Lieutenant General Michael Lollesgaard, the head of the U.N. committee overseeing the withdrawal, said Hodeidah on Tuesday that phase one would be completed after the parties had agreed details of the second phase.

The United Nations now has full access to the ports, which would allow its inspectors to check ships docking in the ports for any Houthi arms imports, he said.

But it was not clear what effect the renewed fighting might have on the process.

The ceasefire in Hodeidah, agreed during peace talks in Stockholm in December, has largely held despite intermittent shelling and skirmishes, but violence continues elsewhere in the country.

Saudi-owned Al Arabiya television said on Wednesday that government forces had killed 97 Houthi fighters in the governorate of Al-Dhalea in southwest Yemen. There was no confirmation from the Houthis and Reuters could not immediately verify this.

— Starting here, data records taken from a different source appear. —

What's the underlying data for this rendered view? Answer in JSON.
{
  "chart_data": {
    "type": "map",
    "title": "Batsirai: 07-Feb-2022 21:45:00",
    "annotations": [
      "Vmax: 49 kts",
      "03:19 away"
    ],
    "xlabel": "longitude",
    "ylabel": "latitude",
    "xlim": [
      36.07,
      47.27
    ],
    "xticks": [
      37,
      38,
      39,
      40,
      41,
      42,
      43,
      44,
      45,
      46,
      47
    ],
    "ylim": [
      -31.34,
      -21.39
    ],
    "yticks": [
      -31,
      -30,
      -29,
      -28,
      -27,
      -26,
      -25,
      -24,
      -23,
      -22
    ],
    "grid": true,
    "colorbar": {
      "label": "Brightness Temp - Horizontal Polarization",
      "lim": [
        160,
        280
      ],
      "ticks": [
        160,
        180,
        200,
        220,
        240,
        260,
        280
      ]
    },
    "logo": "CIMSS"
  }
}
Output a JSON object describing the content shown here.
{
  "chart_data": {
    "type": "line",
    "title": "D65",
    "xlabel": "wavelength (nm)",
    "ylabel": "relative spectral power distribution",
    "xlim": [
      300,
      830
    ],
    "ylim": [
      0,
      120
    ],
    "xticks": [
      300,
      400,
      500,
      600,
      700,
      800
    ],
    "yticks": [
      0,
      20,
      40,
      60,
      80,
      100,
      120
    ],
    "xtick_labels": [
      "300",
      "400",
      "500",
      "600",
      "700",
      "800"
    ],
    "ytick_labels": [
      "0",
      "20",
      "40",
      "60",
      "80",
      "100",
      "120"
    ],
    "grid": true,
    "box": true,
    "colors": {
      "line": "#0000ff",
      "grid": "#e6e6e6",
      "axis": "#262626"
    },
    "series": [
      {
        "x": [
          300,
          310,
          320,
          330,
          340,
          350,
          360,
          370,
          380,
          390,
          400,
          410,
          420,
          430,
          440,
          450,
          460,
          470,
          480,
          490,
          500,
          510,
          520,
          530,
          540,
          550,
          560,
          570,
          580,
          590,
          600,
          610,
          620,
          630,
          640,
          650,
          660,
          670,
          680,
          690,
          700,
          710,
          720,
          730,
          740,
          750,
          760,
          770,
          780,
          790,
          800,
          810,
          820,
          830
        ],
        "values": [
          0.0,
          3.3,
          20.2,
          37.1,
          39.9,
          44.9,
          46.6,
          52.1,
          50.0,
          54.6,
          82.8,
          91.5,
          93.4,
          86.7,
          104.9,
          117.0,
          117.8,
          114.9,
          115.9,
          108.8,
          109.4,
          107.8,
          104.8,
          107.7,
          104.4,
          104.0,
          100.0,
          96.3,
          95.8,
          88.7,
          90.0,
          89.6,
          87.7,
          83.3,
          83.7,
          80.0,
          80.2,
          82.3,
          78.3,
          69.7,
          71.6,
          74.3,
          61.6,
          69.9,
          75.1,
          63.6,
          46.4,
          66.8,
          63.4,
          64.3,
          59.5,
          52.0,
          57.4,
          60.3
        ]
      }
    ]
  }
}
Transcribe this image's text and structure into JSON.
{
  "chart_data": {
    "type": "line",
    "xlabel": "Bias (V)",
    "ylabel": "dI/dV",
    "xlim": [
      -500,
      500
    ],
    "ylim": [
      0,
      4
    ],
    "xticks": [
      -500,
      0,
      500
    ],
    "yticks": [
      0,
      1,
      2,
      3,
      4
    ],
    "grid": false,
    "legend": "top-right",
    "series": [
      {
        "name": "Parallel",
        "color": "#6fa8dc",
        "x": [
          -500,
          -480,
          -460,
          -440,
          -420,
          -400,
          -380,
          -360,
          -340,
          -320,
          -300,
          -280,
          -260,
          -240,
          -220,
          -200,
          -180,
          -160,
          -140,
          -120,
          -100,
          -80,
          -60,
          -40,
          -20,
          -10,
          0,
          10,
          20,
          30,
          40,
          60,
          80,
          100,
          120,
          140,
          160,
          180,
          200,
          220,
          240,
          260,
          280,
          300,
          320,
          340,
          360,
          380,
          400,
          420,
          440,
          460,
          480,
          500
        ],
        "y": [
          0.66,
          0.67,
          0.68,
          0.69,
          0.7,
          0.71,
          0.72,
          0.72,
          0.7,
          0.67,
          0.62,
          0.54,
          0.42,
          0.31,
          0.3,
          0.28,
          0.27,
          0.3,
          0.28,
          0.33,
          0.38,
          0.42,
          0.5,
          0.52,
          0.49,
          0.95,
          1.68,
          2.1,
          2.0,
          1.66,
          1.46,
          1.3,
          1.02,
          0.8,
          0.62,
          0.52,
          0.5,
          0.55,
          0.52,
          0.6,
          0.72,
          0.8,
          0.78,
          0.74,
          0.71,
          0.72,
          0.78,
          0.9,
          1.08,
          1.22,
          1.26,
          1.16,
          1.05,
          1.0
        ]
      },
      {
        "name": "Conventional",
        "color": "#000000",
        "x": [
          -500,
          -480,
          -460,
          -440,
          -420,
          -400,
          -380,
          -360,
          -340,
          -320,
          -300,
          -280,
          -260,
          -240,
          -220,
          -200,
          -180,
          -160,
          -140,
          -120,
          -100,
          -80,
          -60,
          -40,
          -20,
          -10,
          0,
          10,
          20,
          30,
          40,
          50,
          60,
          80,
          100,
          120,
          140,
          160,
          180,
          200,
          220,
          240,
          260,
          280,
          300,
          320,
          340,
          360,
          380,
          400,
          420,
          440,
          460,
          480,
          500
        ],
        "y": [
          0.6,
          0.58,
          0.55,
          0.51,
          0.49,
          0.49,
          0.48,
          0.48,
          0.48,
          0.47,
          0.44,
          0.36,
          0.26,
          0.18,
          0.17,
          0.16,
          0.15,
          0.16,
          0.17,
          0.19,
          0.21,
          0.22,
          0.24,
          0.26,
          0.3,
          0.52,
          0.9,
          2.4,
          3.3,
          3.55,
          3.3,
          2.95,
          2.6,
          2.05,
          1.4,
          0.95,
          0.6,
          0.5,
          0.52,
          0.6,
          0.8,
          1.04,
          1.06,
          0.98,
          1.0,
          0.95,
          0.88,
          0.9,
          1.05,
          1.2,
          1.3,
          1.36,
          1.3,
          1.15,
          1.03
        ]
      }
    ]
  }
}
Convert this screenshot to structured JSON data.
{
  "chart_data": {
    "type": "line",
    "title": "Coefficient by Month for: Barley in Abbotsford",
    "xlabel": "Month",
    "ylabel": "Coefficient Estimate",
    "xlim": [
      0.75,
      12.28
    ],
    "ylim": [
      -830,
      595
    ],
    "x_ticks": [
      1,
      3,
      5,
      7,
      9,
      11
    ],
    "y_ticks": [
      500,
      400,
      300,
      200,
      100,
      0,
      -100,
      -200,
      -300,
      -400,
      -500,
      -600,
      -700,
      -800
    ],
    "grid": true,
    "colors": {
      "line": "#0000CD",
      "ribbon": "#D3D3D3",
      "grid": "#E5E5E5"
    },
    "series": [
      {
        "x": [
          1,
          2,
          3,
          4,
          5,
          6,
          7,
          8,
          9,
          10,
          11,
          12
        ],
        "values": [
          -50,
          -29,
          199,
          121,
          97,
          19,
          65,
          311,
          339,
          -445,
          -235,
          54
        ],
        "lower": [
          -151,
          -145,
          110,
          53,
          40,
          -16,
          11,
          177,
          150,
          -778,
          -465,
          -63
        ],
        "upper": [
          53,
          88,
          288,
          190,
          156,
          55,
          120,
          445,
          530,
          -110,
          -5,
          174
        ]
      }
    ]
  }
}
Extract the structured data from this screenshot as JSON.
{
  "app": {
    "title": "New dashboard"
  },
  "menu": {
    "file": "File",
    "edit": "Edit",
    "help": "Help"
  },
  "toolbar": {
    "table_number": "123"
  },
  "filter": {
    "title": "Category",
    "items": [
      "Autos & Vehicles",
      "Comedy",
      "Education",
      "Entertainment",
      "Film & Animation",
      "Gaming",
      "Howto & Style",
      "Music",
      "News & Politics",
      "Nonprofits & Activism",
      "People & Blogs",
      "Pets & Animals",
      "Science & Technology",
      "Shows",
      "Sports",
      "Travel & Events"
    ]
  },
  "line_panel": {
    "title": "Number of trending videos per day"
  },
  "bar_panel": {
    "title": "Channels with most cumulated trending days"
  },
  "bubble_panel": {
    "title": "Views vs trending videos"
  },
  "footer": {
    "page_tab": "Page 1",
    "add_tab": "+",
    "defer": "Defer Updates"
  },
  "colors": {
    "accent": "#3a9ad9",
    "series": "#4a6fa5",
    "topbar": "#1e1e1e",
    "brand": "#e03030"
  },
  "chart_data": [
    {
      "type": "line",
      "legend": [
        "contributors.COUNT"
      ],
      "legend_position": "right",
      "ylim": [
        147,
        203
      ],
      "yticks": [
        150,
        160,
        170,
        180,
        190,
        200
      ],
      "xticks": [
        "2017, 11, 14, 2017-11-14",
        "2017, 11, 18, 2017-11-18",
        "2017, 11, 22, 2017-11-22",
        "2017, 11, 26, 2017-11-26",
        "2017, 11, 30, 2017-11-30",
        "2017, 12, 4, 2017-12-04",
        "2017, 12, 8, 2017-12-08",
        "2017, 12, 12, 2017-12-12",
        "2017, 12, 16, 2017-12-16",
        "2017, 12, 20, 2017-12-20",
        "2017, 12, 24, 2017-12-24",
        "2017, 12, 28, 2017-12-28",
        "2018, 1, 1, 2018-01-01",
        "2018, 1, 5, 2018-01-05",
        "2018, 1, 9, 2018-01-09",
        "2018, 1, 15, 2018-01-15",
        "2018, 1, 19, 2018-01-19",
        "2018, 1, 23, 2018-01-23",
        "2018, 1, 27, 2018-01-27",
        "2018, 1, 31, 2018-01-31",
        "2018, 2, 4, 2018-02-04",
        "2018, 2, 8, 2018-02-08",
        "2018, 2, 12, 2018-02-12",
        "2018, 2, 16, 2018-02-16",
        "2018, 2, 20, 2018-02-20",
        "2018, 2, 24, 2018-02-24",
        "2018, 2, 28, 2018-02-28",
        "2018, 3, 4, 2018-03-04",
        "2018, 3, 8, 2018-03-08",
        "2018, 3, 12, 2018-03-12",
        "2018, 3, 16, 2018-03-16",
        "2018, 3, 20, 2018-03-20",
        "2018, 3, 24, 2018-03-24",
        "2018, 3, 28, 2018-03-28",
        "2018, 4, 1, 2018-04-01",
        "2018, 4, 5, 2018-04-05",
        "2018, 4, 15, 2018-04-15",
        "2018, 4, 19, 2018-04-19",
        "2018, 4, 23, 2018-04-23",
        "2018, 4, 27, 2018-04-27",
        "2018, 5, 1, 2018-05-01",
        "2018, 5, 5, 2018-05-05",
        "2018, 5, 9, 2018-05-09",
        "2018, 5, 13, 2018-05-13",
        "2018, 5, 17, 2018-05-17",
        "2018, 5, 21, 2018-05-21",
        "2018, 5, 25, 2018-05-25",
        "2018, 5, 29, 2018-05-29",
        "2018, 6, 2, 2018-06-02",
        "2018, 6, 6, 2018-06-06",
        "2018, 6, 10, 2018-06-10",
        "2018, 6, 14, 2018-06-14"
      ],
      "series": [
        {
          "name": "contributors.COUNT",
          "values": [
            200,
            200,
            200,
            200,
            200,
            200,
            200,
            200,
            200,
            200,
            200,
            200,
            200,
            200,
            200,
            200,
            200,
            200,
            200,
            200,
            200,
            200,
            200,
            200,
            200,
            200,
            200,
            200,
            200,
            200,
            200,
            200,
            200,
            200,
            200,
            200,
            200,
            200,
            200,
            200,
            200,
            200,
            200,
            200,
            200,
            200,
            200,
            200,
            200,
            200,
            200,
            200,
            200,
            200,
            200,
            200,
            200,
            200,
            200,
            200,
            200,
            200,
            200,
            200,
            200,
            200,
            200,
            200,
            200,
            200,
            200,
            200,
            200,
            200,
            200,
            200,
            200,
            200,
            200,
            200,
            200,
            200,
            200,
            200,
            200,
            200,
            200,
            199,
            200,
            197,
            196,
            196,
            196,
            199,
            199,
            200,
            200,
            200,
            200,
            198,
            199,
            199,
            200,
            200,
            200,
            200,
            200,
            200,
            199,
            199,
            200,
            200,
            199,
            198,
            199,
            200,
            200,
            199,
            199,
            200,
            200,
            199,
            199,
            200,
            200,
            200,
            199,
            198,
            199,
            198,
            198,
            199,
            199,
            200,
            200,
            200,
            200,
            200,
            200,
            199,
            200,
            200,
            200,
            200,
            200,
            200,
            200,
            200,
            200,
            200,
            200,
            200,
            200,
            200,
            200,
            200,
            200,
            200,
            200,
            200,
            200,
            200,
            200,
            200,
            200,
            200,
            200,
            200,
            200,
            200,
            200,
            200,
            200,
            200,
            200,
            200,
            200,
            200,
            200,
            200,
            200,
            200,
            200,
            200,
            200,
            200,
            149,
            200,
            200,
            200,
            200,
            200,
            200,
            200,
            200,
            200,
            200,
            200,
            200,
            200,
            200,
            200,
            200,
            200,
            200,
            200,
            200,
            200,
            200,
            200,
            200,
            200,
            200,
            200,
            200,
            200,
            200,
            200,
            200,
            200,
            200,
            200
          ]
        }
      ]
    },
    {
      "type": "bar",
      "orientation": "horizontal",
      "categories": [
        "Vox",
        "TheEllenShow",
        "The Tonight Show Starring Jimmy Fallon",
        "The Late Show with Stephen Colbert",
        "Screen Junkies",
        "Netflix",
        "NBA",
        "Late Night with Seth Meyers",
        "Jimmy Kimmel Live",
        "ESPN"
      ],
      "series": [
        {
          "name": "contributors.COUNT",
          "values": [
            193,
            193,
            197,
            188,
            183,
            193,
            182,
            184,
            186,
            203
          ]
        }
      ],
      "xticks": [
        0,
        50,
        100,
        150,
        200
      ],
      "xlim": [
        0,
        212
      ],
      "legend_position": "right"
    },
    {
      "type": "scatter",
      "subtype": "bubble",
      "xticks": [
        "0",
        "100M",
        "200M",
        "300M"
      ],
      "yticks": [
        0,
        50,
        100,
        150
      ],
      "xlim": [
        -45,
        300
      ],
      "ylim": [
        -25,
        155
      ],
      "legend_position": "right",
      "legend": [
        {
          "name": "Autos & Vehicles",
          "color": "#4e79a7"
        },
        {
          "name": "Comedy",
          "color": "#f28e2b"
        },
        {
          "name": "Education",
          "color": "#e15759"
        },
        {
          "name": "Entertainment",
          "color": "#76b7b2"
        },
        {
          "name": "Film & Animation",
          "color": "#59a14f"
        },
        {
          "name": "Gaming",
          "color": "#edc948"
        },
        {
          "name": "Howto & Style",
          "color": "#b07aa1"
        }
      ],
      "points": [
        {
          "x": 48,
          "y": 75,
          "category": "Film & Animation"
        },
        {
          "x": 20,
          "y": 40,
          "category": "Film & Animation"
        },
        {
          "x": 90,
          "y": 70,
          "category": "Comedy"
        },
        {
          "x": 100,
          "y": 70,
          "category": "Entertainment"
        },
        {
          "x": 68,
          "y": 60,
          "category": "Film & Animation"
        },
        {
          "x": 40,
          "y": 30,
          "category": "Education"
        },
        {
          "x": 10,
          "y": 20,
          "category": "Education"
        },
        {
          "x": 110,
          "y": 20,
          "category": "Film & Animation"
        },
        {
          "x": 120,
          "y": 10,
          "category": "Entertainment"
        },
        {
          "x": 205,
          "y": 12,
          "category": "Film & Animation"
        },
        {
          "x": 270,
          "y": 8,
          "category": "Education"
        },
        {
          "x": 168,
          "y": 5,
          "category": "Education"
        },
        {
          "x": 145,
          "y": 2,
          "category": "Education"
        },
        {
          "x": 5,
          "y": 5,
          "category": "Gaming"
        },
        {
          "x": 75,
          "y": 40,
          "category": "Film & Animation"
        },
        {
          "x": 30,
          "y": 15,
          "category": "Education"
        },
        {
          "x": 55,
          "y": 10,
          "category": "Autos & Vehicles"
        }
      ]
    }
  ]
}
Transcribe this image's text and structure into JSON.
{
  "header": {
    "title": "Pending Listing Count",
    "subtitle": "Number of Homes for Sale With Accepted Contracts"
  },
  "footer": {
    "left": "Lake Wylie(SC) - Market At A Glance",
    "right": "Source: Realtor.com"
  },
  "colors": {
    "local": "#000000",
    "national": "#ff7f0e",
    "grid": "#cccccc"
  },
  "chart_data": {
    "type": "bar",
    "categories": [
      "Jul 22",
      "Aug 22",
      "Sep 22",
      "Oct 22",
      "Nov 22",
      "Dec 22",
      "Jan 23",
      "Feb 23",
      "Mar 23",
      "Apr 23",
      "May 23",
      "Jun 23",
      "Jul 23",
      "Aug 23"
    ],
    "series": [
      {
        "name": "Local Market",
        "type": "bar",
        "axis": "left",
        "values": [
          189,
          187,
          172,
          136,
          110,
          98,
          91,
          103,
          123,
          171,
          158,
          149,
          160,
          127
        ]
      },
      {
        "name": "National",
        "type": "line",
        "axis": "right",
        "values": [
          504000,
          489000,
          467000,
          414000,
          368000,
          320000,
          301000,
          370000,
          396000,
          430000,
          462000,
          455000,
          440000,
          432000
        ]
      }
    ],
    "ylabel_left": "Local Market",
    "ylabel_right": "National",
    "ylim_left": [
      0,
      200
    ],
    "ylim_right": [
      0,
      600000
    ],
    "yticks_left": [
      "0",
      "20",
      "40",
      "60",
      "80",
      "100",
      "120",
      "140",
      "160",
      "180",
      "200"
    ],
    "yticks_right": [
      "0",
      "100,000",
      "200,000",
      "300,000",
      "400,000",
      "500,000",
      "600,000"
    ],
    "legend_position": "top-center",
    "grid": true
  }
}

The Saudi-led coalition, which receives weapons and other support from the West, intervened in Yemen in March 2015 after the Houthi movement ousted Hadi from the capital Sanaa. Hadi fled to Saudi Arabia while his internationally-recognised government based itself in the southern port city of Aden.

The war is seen as part of a wider regional conflict between Saudi Arabia and Iran. Tens of thousands of people have been killed, many of them civilians, and aid agencies say the humanitarian crisis is the worst in the world.